Convened in the Togolese capital, Lomé, over 100 in-person delegates and other virtual participants chart potential changes for more sustainable, equitable, resilient and secure community lands in view of improving the lives of millions of farmers and pastoralists.
The process will culminate in a better management of land-based intra-community conflict, and conflict between foreign investors and communities.
To inspire national delegates for the day’s work, the Togolese Minister for Urban Settlement, Housing and Land Reform H.E. Koffi Tsolenyanu stressed that advancing community land is indispensable in the emerging global coalitions and would champion further progress.
“The writer Mike Hallan cries, Ma terre, ma vie en devenir (My land, my life in becoming) because land is at the center of everything we can ever do to shape our lives,” H.E. Tsolenyanu said during his opening remarks. “That’s why Agenda 2063 of the African Union declares that land governance should constitute the driving force for the continent’s development.”
Effective land institutions and monitored frameworks are necessary for such tenure progress. “Creating a cadre for constant consultation in view of learning and sharing is why we are holding ALIN Conference.”
Togo has made recent commendable progress in securing community land rights.
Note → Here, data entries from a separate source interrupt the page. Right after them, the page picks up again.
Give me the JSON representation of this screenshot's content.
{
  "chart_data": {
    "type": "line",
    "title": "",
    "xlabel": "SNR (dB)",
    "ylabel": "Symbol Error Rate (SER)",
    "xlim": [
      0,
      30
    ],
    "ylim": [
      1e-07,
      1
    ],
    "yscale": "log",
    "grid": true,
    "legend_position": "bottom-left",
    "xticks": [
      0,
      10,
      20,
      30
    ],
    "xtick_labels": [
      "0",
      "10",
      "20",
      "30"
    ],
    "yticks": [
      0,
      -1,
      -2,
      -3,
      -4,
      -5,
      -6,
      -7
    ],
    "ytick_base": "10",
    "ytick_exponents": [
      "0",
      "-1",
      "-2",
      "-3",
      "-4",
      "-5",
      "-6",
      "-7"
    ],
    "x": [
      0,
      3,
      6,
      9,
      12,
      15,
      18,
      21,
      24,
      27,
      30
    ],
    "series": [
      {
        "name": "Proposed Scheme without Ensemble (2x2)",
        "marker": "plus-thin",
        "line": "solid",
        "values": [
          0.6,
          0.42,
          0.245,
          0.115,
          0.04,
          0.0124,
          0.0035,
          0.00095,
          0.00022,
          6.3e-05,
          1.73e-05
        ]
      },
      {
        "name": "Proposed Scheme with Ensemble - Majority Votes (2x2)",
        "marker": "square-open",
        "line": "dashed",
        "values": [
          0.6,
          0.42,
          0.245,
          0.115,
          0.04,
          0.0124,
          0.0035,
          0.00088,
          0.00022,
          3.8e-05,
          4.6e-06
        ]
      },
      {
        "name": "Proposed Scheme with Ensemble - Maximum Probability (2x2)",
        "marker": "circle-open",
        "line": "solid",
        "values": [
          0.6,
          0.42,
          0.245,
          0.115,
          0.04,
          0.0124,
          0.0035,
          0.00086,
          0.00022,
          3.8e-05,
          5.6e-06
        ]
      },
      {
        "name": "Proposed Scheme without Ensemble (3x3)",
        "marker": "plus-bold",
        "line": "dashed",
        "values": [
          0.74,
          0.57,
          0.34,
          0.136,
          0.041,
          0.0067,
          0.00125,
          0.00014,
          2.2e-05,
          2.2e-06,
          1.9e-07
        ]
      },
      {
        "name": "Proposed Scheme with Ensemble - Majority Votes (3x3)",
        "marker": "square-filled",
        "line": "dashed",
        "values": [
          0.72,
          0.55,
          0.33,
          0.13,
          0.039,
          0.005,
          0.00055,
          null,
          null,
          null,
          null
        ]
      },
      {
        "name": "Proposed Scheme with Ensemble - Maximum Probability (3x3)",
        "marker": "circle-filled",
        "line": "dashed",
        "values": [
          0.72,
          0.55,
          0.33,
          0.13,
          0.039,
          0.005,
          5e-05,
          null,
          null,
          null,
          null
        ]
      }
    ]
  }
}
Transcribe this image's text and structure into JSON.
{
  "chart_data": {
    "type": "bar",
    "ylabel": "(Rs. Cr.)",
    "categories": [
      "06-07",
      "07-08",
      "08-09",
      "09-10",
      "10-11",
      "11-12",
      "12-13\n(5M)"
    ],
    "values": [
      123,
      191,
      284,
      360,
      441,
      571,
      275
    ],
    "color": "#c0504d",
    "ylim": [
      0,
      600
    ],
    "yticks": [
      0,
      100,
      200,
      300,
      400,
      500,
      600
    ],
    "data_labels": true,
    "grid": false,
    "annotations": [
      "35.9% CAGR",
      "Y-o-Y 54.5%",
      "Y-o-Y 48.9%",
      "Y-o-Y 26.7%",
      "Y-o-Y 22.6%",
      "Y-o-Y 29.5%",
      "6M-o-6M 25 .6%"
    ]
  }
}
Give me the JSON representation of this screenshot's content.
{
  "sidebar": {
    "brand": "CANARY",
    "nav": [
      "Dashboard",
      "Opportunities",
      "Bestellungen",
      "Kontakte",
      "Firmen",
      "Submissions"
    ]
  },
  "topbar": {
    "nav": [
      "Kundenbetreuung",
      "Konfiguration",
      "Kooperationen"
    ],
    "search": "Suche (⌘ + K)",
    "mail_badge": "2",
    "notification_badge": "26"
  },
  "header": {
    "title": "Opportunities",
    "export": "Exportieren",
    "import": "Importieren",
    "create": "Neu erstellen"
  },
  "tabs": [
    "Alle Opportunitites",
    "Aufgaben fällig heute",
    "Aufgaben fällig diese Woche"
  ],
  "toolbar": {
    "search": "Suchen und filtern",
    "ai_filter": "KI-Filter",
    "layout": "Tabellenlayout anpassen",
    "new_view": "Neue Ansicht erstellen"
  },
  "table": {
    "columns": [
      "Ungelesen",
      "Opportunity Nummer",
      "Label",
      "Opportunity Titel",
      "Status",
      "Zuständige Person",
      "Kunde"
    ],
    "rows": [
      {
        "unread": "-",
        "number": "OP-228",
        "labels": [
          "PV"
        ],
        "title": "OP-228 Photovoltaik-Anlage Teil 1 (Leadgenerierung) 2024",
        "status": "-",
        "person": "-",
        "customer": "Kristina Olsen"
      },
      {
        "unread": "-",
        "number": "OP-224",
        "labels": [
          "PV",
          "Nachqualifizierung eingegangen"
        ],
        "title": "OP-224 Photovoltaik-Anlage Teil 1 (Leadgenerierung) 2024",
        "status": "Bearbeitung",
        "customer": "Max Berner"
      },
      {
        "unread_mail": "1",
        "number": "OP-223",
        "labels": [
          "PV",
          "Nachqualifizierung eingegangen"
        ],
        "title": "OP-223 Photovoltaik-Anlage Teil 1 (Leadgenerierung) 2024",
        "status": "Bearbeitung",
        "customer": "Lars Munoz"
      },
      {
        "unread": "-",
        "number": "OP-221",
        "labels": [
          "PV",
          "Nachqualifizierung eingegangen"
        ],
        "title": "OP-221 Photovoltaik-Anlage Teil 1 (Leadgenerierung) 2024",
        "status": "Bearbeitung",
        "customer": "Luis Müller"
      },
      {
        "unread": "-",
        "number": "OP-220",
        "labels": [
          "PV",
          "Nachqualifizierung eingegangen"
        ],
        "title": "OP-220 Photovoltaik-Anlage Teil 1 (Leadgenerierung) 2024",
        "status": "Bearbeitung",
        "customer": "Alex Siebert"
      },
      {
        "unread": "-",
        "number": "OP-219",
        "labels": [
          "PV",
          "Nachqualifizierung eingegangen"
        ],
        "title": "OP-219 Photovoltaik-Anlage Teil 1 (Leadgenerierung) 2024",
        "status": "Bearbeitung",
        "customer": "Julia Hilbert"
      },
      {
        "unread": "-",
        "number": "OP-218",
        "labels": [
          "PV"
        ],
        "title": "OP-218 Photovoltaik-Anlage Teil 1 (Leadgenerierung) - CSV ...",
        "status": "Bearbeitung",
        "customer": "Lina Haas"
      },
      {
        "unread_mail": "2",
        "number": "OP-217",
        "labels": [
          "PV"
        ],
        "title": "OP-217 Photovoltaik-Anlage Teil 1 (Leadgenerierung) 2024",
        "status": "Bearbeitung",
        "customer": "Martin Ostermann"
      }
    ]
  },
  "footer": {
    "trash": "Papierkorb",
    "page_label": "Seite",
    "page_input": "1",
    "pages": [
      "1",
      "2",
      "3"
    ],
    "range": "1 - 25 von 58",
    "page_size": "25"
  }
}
Referring to the power of multi-stakeholder platforms in such process, ILC Regional Coordinator Audace Kubwimana called Togo’s approach “a prime example of how joint political action can lead to broader results on the ground.”
Learning from what has been done in Togo was reechoed by Rights and Resources Initiative’s Coordinator Solange Bandiaky.
“Togo is a country that is cited as an example of successful land reform in Africa because the 2018 law on the Land and Property Code of Togo recognises customary community rights in its articles 6 and 628,” said Bandiaky, who is also President of Rights and Resources Group.
ALIN Conference was held in 2017 in Accra and in 2019 in Antananarivo. The 2021 edition will assess progress since delegates’ last meeting in Antananarivo, discuss strategies to expand community land rights today, and reflect on the roles and functions of – and collaboration among – land institutions.
About the African Land Institutions Network for Community Rights
The African Land Institutions Network for Community Rights (ALIN) is a platform for continued experience and knowledge sharing on advancing community land rights. It serves as a community of practice through which members reinforce their capacities, foster dialogue, and promote information dissemination. The Network provides an accountability mechanism to measure progress.